Planning to Explore: Curiosity-Driven Planning for LLM Test Generation

April 14, 2026

We have all seen the tremendous development of AI for coding, starting from GitHub Copilot to cli agents like Claude Code. Tools that, a few years ago, felt like science fiction, are now a standard part of many engineers’ workflows. This is exciting, but it comes with a problem, these systems are not perfect. Just like humans, they still generate code with errors. Therefore, if AI is generating more of our code, we also need better tools to verify it. Testing is one of the most natural answers to this challenge, and it raises an obvious question. Can we also automate test generation?

The answer seems to be yes, and there is a growing body of work on using LLMs for automated test generation. The intuition is straightforward, give the LLM the source code, ask it to write tests, and measure how much of the code those tests actually exercise. But when you run these systems in practice, you hit a wall quickly. Coverage plateaus. The LLM keeps writing tests, but they stop discovering new branches. You’re stuck.

In this post, I want to walk through the paper, Planning to Explore: Curiosity-Driven Planning for LLM Test Generation, where we tackle this problem with curiosity planning methods. But first, let’s try to understand the problem we are facing here and why the solution comes from a line of work on curiosity that is over thirty years old.
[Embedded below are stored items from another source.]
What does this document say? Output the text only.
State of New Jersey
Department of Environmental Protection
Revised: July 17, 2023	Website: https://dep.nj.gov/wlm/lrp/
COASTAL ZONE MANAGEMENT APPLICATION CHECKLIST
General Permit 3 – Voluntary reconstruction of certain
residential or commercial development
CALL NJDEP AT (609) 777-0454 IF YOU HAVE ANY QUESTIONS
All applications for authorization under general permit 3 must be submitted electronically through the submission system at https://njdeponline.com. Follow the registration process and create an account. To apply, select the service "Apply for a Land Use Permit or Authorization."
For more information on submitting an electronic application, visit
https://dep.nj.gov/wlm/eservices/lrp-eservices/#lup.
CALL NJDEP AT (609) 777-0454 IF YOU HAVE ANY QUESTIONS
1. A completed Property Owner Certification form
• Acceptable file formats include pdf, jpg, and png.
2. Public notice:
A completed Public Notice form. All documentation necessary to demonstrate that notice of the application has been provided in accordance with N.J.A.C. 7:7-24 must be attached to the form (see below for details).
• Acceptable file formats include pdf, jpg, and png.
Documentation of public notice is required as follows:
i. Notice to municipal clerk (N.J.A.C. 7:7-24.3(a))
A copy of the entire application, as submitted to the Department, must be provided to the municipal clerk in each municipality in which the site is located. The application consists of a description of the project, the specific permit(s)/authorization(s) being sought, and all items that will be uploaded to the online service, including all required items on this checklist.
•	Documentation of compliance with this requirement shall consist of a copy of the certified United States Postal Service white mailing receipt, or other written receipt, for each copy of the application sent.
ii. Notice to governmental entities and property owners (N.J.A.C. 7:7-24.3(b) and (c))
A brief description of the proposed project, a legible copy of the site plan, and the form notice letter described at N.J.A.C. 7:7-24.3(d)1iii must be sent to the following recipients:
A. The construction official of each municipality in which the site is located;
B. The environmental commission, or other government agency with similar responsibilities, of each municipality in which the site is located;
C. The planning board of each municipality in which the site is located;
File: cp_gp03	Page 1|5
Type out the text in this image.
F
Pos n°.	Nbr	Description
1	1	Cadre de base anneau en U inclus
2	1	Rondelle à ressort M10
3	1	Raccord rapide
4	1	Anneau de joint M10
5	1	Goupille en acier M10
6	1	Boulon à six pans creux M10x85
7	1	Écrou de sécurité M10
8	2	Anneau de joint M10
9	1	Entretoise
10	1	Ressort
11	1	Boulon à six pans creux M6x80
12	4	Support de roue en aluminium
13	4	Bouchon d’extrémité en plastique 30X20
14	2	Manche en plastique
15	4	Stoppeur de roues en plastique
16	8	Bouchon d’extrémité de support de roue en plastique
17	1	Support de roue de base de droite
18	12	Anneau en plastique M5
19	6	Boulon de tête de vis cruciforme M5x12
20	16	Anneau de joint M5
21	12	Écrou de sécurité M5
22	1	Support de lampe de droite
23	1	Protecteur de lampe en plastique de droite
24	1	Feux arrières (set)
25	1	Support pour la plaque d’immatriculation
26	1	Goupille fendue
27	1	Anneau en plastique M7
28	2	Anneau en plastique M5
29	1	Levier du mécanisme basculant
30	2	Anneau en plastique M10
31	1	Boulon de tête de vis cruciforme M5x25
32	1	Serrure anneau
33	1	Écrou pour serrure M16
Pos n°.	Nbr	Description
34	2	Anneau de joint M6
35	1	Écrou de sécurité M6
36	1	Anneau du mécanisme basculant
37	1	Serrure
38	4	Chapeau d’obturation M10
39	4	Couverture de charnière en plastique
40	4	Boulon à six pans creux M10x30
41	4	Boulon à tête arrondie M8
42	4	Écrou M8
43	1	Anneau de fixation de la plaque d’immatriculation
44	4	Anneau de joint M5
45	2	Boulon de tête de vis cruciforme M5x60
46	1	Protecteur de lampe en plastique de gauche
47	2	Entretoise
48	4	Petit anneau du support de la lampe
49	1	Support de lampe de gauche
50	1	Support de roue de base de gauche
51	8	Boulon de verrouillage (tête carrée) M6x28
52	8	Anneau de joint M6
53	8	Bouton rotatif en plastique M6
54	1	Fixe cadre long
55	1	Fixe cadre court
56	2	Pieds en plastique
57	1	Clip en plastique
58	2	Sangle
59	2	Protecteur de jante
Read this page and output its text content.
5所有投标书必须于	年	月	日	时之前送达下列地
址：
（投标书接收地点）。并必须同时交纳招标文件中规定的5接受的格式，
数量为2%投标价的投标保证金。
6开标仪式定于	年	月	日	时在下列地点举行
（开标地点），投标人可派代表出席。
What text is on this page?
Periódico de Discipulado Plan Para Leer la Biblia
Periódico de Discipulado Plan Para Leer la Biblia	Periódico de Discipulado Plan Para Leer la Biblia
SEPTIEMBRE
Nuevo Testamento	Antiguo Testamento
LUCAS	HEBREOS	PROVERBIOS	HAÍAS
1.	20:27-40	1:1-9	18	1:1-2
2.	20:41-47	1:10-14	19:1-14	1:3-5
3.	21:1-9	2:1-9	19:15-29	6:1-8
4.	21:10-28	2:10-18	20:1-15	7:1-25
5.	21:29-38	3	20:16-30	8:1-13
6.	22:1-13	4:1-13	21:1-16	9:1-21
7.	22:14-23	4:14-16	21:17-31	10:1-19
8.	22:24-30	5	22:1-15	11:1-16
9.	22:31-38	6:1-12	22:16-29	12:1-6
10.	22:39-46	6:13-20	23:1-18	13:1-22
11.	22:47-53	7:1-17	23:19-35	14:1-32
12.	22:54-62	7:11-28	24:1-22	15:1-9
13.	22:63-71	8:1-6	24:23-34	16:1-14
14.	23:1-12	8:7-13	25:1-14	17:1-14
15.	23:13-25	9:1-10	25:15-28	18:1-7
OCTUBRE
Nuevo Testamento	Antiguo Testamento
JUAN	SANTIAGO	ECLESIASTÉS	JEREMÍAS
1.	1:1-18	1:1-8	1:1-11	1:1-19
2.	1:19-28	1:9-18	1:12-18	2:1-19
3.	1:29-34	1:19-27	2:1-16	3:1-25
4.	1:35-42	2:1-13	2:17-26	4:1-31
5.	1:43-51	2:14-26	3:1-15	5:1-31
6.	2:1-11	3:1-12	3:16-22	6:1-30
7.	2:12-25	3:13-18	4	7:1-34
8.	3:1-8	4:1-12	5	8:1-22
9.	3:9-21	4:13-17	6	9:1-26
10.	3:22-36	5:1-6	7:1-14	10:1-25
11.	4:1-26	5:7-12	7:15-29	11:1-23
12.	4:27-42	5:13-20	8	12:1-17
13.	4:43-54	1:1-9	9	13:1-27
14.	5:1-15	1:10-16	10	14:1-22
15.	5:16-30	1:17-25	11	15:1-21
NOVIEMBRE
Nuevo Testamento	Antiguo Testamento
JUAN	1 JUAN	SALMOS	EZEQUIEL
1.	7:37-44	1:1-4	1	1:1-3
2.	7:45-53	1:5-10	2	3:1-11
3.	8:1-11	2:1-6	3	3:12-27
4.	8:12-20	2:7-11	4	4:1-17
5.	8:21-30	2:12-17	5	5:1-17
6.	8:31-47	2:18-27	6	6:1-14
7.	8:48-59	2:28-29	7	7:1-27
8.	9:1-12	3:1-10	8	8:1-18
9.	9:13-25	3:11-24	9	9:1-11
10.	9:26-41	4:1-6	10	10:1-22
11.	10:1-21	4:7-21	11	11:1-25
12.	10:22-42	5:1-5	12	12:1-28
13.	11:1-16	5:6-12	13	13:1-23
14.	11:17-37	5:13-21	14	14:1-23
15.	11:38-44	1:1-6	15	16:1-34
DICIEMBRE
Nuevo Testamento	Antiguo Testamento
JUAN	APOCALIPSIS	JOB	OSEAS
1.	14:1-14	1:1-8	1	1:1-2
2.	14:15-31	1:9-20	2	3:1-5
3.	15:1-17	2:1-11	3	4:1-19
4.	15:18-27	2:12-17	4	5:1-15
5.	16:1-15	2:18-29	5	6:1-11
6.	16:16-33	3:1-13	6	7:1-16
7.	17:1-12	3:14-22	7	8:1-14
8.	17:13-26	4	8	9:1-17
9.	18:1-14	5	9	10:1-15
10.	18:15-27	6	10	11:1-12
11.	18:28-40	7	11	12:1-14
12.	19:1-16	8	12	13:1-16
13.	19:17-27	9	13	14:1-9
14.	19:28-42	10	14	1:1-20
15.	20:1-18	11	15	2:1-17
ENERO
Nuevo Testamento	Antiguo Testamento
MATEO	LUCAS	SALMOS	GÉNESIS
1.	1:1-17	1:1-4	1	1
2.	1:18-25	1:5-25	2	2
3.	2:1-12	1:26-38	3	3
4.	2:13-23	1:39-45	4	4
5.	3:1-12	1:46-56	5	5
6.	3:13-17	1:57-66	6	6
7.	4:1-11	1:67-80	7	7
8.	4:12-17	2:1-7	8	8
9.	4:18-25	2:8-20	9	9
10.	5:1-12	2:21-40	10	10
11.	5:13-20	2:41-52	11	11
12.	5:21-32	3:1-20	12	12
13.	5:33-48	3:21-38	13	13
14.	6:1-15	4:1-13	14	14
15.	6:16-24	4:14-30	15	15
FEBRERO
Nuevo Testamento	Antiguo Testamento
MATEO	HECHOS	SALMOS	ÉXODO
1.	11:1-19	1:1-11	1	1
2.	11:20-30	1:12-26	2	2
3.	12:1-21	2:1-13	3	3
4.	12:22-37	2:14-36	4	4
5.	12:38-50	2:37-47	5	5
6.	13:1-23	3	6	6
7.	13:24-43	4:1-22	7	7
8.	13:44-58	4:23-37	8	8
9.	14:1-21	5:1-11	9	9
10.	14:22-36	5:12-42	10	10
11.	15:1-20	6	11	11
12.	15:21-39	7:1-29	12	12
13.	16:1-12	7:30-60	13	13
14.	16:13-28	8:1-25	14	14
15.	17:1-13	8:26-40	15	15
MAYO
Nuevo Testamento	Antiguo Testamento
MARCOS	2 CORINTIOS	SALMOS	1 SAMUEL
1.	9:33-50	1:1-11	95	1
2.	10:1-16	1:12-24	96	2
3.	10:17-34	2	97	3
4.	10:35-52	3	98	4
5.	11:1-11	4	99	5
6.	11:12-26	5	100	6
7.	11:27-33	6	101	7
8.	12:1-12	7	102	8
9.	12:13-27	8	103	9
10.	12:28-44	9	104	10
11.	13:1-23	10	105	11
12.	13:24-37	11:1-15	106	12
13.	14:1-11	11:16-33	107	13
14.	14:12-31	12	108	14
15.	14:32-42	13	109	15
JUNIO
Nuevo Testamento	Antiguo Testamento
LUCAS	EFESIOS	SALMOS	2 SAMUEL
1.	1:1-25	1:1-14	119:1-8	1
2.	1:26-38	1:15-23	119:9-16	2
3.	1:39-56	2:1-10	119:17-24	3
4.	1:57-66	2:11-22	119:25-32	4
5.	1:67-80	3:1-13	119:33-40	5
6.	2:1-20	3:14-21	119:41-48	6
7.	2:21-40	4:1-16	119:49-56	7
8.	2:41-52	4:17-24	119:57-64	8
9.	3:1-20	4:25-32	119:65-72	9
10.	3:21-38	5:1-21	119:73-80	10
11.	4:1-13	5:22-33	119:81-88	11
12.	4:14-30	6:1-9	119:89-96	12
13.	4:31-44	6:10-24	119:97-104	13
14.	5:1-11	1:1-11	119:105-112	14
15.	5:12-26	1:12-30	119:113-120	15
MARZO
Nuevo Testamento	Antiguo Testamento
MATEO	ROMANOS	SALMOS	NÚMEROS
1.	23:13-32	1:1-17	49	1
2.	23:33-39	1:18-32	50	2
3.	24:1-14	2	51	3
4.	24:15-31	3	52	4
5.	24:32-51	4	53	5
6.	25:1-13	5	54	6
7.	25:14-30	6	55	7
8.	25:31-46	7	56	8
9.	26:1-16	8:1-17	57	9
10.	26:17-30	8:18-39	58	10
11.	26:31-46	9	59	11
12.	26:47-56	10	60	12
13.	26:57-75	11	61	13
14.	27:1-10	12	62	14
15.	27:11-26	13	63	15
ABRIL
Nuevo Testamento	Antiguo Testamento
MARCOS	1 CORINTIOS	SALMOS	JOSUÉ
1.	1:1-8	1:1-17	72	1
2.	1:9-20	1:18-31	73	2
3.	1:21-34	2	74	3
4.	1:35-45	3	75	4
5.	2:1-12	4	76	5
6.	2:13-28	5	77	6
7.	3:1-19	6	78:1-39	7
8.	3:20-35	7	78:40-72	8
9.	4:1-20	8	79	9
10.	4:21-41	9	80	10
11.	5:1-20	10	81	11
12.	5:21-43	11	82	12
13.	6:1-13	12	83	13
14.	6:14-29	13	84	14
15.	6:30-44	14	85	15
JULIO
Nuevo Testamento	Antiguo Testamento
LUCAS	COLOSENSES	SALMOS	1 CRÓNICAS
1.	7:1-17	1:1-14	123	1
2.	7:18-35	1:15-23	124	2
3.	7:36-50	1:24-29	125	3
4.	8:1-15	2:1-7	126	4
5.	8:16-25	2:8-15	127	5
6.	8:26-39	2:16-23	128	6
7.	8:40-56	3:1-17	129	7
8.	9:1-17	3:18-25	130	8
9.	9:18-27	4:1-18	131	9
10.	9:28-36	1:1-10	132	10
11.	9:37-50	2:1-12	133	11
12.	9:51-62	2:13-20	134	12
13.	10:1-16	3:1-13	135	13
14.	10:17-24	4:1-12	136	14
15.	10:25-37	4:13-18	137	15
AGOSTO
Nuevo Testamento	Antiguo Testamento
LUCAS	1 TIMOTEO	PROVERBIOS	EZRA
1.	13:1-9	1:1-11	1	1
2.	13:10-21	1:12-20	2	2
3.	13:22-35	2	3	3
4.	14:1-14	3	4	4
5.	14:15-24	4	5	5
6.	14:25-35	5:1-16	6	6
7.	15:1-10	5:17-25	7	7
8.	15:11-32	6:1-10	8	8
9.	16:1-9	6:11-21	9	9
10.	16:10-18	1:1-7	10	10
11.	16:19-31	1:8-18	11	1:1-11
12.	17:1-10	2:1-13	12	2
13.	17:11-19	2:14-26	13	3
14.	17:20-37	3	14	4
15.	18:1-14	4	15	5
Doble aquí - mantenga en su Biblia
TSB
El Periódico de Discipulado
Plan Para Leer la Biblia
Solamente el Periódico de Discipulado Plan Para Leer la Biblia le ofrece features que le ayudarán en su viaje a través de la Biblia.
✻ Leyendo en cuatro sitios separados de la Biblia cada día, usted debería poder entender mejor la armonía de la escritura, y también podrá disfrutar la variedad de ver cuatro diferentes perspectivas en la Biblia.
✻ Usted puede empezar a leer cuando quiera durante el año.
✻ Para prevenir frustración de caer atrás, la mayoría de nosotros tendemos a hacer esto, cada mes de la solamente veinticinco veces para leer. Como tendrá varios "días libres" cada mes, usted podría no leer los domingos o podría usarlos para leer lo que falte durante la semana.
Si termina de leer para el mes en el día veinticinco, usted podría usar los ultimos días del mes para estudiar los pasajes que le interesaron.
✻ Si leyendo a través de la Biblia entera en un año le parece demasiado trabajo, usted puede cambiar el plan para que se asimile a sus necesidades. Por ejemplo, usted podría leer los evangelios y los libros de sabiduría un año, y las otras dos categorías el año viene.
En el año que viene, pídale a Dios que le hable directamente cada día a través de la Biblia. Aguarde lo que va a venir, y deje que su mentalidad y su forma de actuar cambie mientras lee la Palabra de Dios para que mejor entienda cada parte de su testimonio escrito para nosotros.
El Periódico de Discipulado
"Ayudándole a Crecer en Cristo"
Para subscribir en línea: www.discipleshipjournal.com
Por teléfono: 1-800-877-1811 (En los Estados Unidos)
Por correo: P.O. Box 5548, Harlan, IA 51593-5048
The coverage plateau problem

The core challenge is what I’ll call the corridor problem. Imagine a function that looks like this:

def process_order(order):
    if not isinstance(order, dict):
        raise TypeError('...')
    if 'qty' not in order:
        raise KeyError('...')
    qty = int(order['qty'])
    if qty <= 0:
        raise ValueError('...')
    # ... deep business logic ...

To reach the deep business logic, your test has to pass three validation gates first. Each of those gates, on its own, contributes zero new branch coverage. A greedy strategy, which picks whichever test looks most likely to discover new branches right now, sees no signal coming from setup steps. So it ignores them, keeps generating variations of tests it already knows work, and never gets past the gates.

This is not a bug in the implementation. It is a fundamental property of greedy optimization. It was proven formally in 2011 by Sun et al that in environments where reaching information-rich regions requires traversing zero-information corridors, greedy selection will get stuck.

A 35-year thread on curiosity

In 1991, Jürgen Schmidhuber published a paper formalizing curiosity as a computational principle. The main idea was that an agent should be rewarded not for what it knows, but for how much it is learning. Seek experiences that improve your world model. This was one of the earliest formal treatments of intrinsic motivation in AI.

A few years later, Storck, Hochreiter, and Schmidhuber (1995) instantiated this in another paper by using the KL divergence between successive probability estimates as the curiosity reward, a way of measuring how much each new observation updated the agent’s beliefs.

Then, in 2011, Sun, Gomez, and Schmidhuber proved something more relevant to our problem (paper). They showed that in a Bayesian setting, the optimal strategy for maximizing cumulative information gain is not greedy. It requires planning. More precisely, they defined a curiosity Q-value:

q(h, a) = g(a | h) + γ · E[v(h')]

where g(a | h) is the immediate expected information gain of action a given history h, and E[v(h')] is the expected future value of how much more you’ll be able to learn as a consequence of taking this action. The standard Q-value in RL maximizes cumulative reward; this one maximizes cumulative information gain.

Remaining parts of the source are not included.